La métamorphose d’une matière brute du corps comme celle du verbe avec jouissance et angoisse qui interroge le lien entre les deux.
Des premiers aux derniers pas, l’homme ne fait après tout que tenter de rester debout. De la terre à l’épine dorsale, la verticalité comme principe mais aussi comme question.
Si on essaie de faire corps avec le mot alors on fait corps avec le monde. Fureur de l’esprit et fureur du corps. Rattacher les mots aux mouvements physiques qui leur ont donné naissance et que le côté logique et discursif de la parole disparaisse sous son côté physique et affectif, que les mots soient perçus comme des mouvements.
Du murmure au cri.
Comme s’il fallait ne pas s’arrêter de naître.
LA FIGURE DE L’ÉPOUVANTAIL
Poète de la nuit des temps qui trône toujours à l’angle des champs, l’épouvantail ne s’explique pas : un faux-semblant, un croquemitaine, un ogre, un sceptre, un protestataire, un crucifix, un sens interdit, une tour, un sablier…
Un épouvantail est pour moi une figure émouvante et contradictoire, un solitaire soldat de l’effroi qui n’a jamais effrayé personne. Il fait partie de l’imaginaire. Cet être vertical est comme le double de l’homme, un autoportrait qui ne dit pas son nom, un panneau sans interdit, un protestataire qui nous ouvre les bras quand il n’est pas pendu, ligoté ou crucifié.
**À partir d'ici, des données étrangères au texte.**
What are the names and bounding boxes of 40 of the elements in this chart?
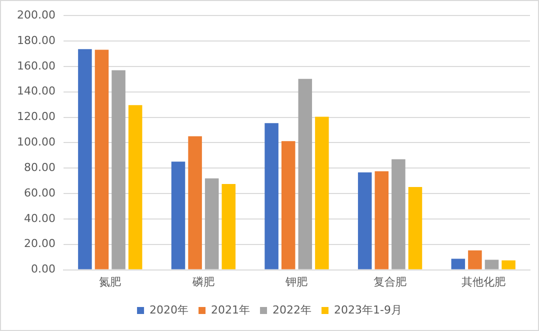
y-tick-label: 160.00 [16,59,56,72]
y-tick-label: 120.00 [16,110,56,124]
bar [188,136,202,270]
legend-label: 2022年 [272,303,312,316]
x-tick-label: 磷肥 [191,275,214,288]
y-tick-label: 40.00 [24,212,56,225]
bar [171,162,186,270]
bar [392,159,406,270]
bar [451,258,466,270]
bar [484,260,499,270]
y-tick-label: 60.00 [24,186,56,200]
bar [281,141,296,270]
legend-label: 2020年 [150,303,189,316]
bar [502,260,516,270]
y-tick-label: 20.00 [24,237,56,250]
bar [468,250,482,270]
bar [204,178,219,270]
y-tick-label: 200.00 [16,8,56,22]
bar [358,172,372,270]
bar [78,49,92,270]
bar [94,50,109,270]
x-tick-label: 氮肥 [99,275,122,288]
y-tick-label: 80.00 [24,160,56,174]
x-tick-label: 其他化肥 [461,275,506,288]
bar [408,187,422,270]
x-tick-label: 复合肥 [374,275,407,288]
legend-label: 2021年 [211,303,250,316]
y-tick-label: 0.00 [30,262,56,276]
legend-label: 2023年1-9月 [334,303,402,316]
bar [222,184,236,270]
bar [264,123,278,270]
bar [128,105,142,270]
x-tick-label: 钾肥 [284,275,308,288]
bar [298,78,312,270]
y-tick-label: 180.00 [16,34,56,47]
y-tick-label: 100.00 [16,136,56,149]
y-tick-label: 140.00 [16,84,56,98]
bar [374,171,389,270]
bar [315,116,329,270]
bar [112,70,126,270]
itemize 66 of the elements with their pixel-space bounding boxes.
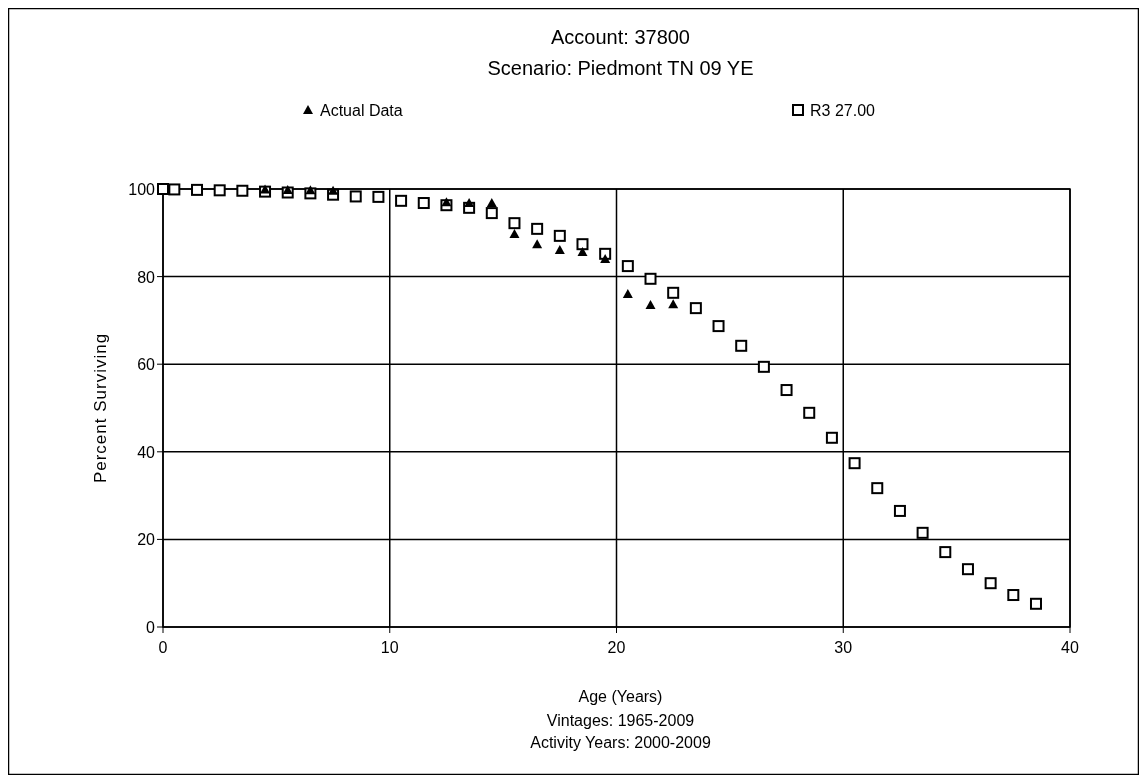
point — [213, 184, 226, 197]
point — [349, 190, 362, 203]
text: Vintages: 1965-2009 — [546, 712, 695, 729]
point — [803, 406, 816, 419]
point — [916, 526, 929, 539]
point — [531, 222, 544, 235]
point — [395, 194, 408, 207]
y-tick-label: 100 — [128, 181, 156, 198]
point — [668, 299, 679, 309]
x-tick-label: 0 — [158, 639, 168, 656]
point — [780, 384, 793, 397]
point — [508, 217, 521, 230]
point — [328, 185, 339, 195]
point — [622, 289, 633, 299]
point — [441, 197, 452, 207]
point — [464, 198, 475, 208]
point — [961, 563, 974, 576]
text: Activity Years: 2000-2009 — [530, 734, 711, 751]
point — [645, 300, 656, 310]
point — [984, 577, 997, 590]
point — [554, 244, 565, 254]
y-tick-label: 80 — [137, 268, 156, 286]
point — [485, 207, 498, 220]
x-tick-label: 30 — [834, 639, 853, 656]
chart-title: Account: 37800 — [551, 26, 690, 48]
point — [689, 302, 702, 315]
point — [372, 190, 385, 203]
point — [532, 239, 543, 249]
point — [282, 184, 293, 194]
point — [1007, 589, 1020, 602]
point — [825, 431, 838, 444]
x-axis-title: Age (Years) — [578, 688, 663, 705]
point — [600, 254, 611, 264]
point — [757, 360, 770, 373]
point — [168, 183, 181, 196]
point — [577, 247, 588, 257]
point — [667, 286, 680, 299]
point — [576, 238, 589, 251]
chart-subtitle: Scenario: Piedmont TN 09 YE — [487, 57, 754, 79]
y-tick-label: 20 — [137, 531, 156, 549]
point — [939, 546, 952, 559]
x-tick-label: 40 — [1061, 639, 1079, 656]
point — [305, 185, 316, 195]
point — [236, 184, 249, 197]
point — [486, 198, 497, 208]
legend-label: Actual Data — [320, 102, 403, 119]
point — [712, 320, 725, 333]
point — [417, 197, 430, 210]
point — [848, 457, 861, 470]
legend-label: R3 27.00 — [810, 102, 876, 119]
x-tick-label: 10 — [380, 639, 399, 656]
point — [871, 482, 884, 495]
y-tick-label: 0 — [146, 619, 156, 636]
x-tick-label: 20 — [607, 639, 626, 656]
point — [735, 339, 748, 352]
point — [191, 183, 204, 196]
y-tick-label: 60 — [137, 356, 156, 374]
point — [553, 229, 566, 242]
point — [509, 229, 520, 239]
point — [644, 272, 657, 285]
point — [621, 260, 634, 273]
point — [157, 183, 169, 195]
point — [893, 504, 906, 517]
y-tick-label: 40 — [137, 443, 156, 461]
y-axis-title: Percent Surviving — [91, 332, 110, 484]
point — [1029, 597, 1042, 610]
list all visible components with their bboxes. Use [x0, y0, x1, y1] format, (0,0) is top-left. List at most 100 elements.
C’est un être à l’abandon et dans l’abandon.
Donner vie à un épouvantail c’est redevenir vivant, faire renaître, recomposer, réapprendre. Essayer d’atteindre ce lieu où se produit le double mouvement vertical de chute et d’élévation. Contradiction vitale d’un être vivant.
Une difficile mise au monde d’un corps ou d’une parole tous deux liés, qui recommence toujours.
babil appartient au Cycle des Épouvantails et fait suite à « Fidèle à l’éclair » et « havran ». Les trois figures se trouvent réunies dans la pièce « Humus vertebra » : la rencontre absurde des trois.
Un quatrième solo, « Benedetto Pacifico », se joint au Cycle en septembre 2011.